LATEST DETECTED DEADLOCK
This section provides information about the most recent deadlock. It is not present if no deadlock has occurred. The contents show which transactions are involved, the statement each was attempting to execute, the locks they have and need, and which transaction InnoDB decided to roll back to break the deadlock. The lock modes reported in this section are explained in Section 14.2.8.1, “InnoDB Lock Modes”.

TRANSACTIONS
If this section reports lock waits, your applications might have lock contention. The output can also help to trace the reasons for transaction deadlocks.

FILE I/O
This section provides information about threads that InnoDB uses to perform various types of I/O. The first few of these are dedicated to general InnoDB processing. The contents also display information for pending I/O operations and statistics for I/O performance.
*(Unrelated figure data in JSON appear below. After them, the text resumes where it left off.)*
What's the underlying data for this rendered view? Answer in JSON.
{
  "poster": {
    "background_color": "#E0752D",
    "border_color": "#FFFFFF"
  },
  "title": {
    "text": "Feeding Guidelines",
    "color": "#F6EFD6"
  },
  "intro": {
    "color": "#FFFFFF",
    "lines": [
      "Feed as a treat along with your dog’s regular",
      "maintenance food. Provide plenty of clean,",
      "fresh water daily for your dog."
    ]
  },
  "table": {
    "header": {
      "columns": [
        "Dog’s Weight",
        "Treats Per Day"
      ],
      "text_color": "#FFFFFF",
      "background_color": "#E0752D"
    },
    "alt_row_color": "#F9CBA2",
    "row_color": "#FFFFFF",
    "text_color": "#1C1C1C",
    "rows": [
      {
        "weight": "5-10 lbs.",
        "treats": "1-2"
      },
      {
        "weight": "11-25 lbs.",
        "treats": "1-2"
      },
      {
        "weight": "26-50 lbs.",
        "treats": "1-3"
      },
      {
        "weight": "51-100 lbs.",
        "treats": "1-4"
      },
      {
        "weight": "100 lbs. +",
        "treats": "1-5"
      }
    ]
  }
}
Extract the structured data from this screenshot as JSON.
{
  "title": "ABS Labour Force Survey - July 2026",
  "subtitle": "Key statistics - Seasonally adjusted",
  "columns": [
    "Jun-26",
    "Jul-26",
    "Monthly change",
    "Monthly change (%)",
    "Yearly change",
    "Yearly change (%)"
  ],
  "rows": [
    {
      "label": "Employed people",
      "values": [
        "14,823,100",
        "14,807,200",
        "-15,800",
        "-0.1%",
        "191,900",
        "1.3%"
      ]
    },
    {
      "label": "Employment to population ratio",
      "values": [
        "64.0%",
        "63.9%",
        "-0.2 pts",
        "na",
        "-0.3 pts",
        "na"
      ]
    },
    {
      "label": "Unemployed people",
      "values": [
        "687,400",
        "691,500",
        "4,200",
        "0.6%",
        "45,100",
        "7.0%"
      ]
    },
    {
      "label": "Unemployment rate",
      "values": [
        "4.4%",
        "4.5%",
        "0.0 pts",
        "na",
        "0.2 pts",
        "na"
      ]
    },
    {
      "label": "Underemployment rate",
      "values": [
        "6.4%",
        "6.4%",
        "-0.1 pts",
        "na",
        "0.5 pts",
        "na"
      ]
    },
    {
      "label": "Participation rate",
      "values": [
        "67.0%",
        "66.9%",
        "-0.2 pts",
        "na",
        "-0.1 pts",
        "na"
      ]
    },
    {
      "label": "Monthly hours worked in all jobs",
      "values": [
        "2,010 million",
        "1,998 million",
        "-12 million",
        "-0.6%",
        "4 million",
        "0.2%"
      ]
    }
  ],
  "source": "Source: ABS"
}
On Unix, the number of threads is always 4. On Windows, the number depends on the setting of the innodb_file_io_threads system variable.

INSERT BUFFER AND ADAPTIVE HASH INDEX
This section shows the status of the InnoDB insert buffer and adaptive hash index. (See Section 14.2.10.3, “Insert Buffering”, and Section 14.2.10.4, “Adaptive Hash Indexes”.) The contents include the number of operations performed for each, plus statistics for hash index performance.

LOG
This section displays information about the InnoDB log. The contents include the current log sequence number, how far the log has been flushed to disk, and the position at which InnoDB last took a checkpoint. (See Section 14.2.6.3, “InnoDB Checkpoints”.) The section also displays information about pending writes and write performance statistics.

BUFFER POOL AND MEMORY
This section gives you statistics on pages read and written. You can calculate from these numbers how many data file I/O operations your queries currently are doing.

For additional information about the operation of the buffer pool, see Section 8.6.2, “The InnoDB Buffer Pool”.

ROW OPERATIONS
This section shows what the main thread is doing, including the number and performance rate for each type of row operation.